Evaluation of Selenium, Redox Status and Their Association with Plasma Amyloid/Tau in Alzheimer’s Disease

Abstract

The aim of the study was to evaluate blood selenium and antioxidants as possible oxidative stress markers in Alzheimer's disease (AD) along with amyloid β42 (Aβ42) and tau by comparing them with vascular dementia (VD) and age-matched healthy controls. Selenium, total tau, Aβ42, glutathione (GSH) and malondialdehyde (MDA) levels and the activities of antioxidant enzymes were analysed in the blood of AD patients (n = 30), VD patients (n = 35) and controls (n = 40) from South India. Plasma Aβ42 level was significantly higher (P < 0.001) in both AD and VD compared to controls. Total tau and tau-to-amyloid ratio were significantly lower in both AD and VD (P < 0.001), compared to controls, and a significant difference (P < 0.01 and P < 0.05, respectively) was also observed between AD and VD. The receiver operating characteristic (ROC) curve-derived cutoff values of <3.5 for tau-to-Aβ42 ratio and <520 pg/ml for total tau showed sensitivity and specificity of around 67-72 % for differentiating AD from VD and around 90 % for AD from controls, indicating that they could serve as reliable AD-specific markers. The MDA levels were significantly higher (P < 0.001) in both dementia groups along with a significant decrease (P < 0.001) in reduced GSH levels, indicating elevated oxidative stress and altered redox status in both forms of dementia.

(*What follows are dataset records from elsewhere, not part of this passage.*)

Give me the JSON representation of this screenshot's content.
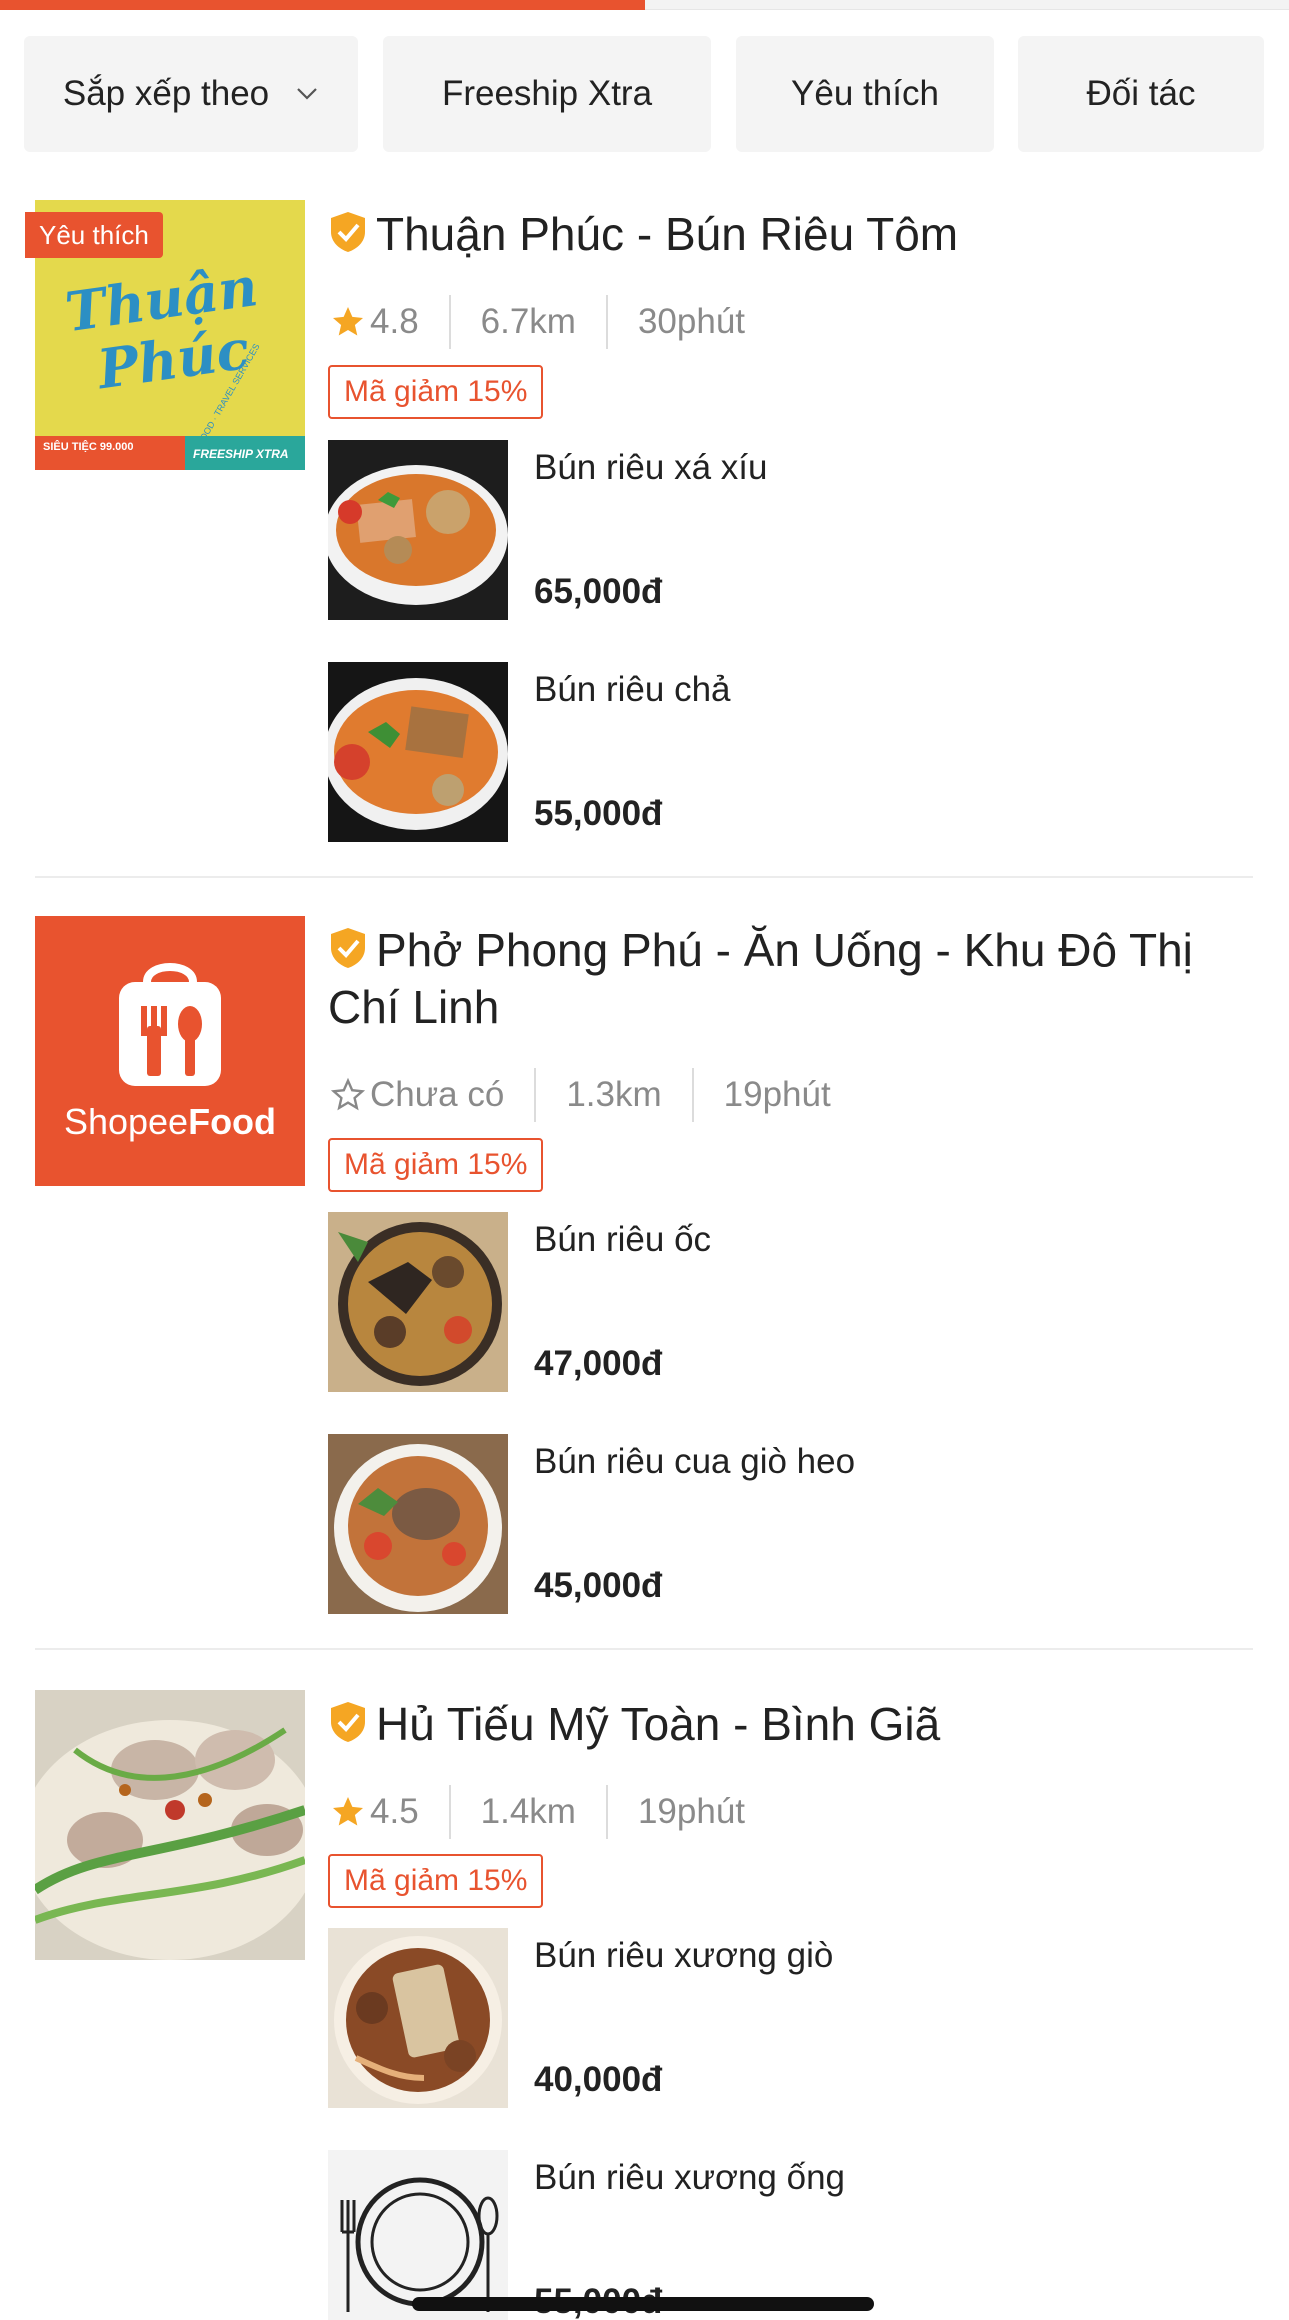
{
  "progress": {
    "fraction": 0.5
  },
  "filters": [
    {
      "label": "Sắp xếp theo",
      "has_dropdown": true
    },
    {
      "label": "Freeship Xtra"
    },
    {
      "label": "Yêu thích"
    },
    {
      "label": "Đối tác"
    }
  ],
  "colors": {
    "accent": "#e8532f",
    "star": "#f5a623",
    "verified": "#f5a623"
  },
  "shops": [
    {
      "name": "Thuận Phúc - Bún Riêu Tôm",
      "badge": "Yêu thích",
      "logo_text": "Thuận Phúc",
      "logo_sub": "FOOD · TRAVEL SERVICES",
      "logo_tag_left": "SIÊU TIỆC 99.000",
      "logo_tag_right": "FREESHIP XTRA",
      "rating": "4.8",
      "distance": "6.7km",
      "time": "30phút",
      "voucher": "Mã giảm 15%",
      "dishes": [
        {
          "name": "Bún riêu xá xíu",
          "price": "65,000đ"
        },
        {
          "name": "Bún riêu chả",
          "price": "55,000đ"
        }
      ]
    },
    {
      "name": "Phở Phong Phú - Ăn Uống - Khu Đô Thị Chí Linh",
      "logo_text_a": "Shopee",
      "logo_text_b": "Food",
      "rating": "Chưa có",
      "distance": "1.3km",
      "time": "19phút",
      "voucher": "Mã giảm 15%",
      "dishes": [
        {
          "name": "Bún riêu ốc",
          "price": "47,000đ"
        },
        {
          "name": "Bún riêu cua giò heo",
          "price": "45,000đ"
        }
      ]
    },
    {
      "name": "Hủ Tiếu Mỹ Toàn - Bình Giã",
      "rating": "4.5",
      "distance": "1.4km",
      "time": "19phút",
      "voucher": "Mã giảm 15%",
      "dishes": [
        {
          "name": "Bún riêu xương giò",
          "price": "40,000đ"
        },
        {
          "name": "Bún riêu xương ống",
          "price": "55,000đ"
        }
      ]
    }
  ]
}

Selenium levels did not vary significantly between the three groups. The activity of glutathione peroxidase increased in both AD and VD compared to controls, with a concomitant decrease in glutathione reductase and glucose-6-phospate dehydrogenase (P < 0.001) activity. The activity of thioredoxin reductase was significantly lower in both patient groups (P < 0.001) compared to healthy controls. No correlation was observed between selenium and activities of selenoenzymes, tau, Aβ42 or tau-to-Aβ42 ratio, when analysing independently, indicating that blood selenium may not be directly involved in Aβ production and in regulating tau/Aβ42-mediated mechanism in AD. The present study emphasizes the enhanced oxidative stress in AD pathology and plasma tau and tau-to-amyloid ratio as possible markers to differentiate AD from VD. The study also points that blood selenium may not be involved in regulating oxidative stress in AD, and a longitudinal study correlating plasma and cerebrospinal fluid (CSF) selenium and selenoprotein levels is warranted.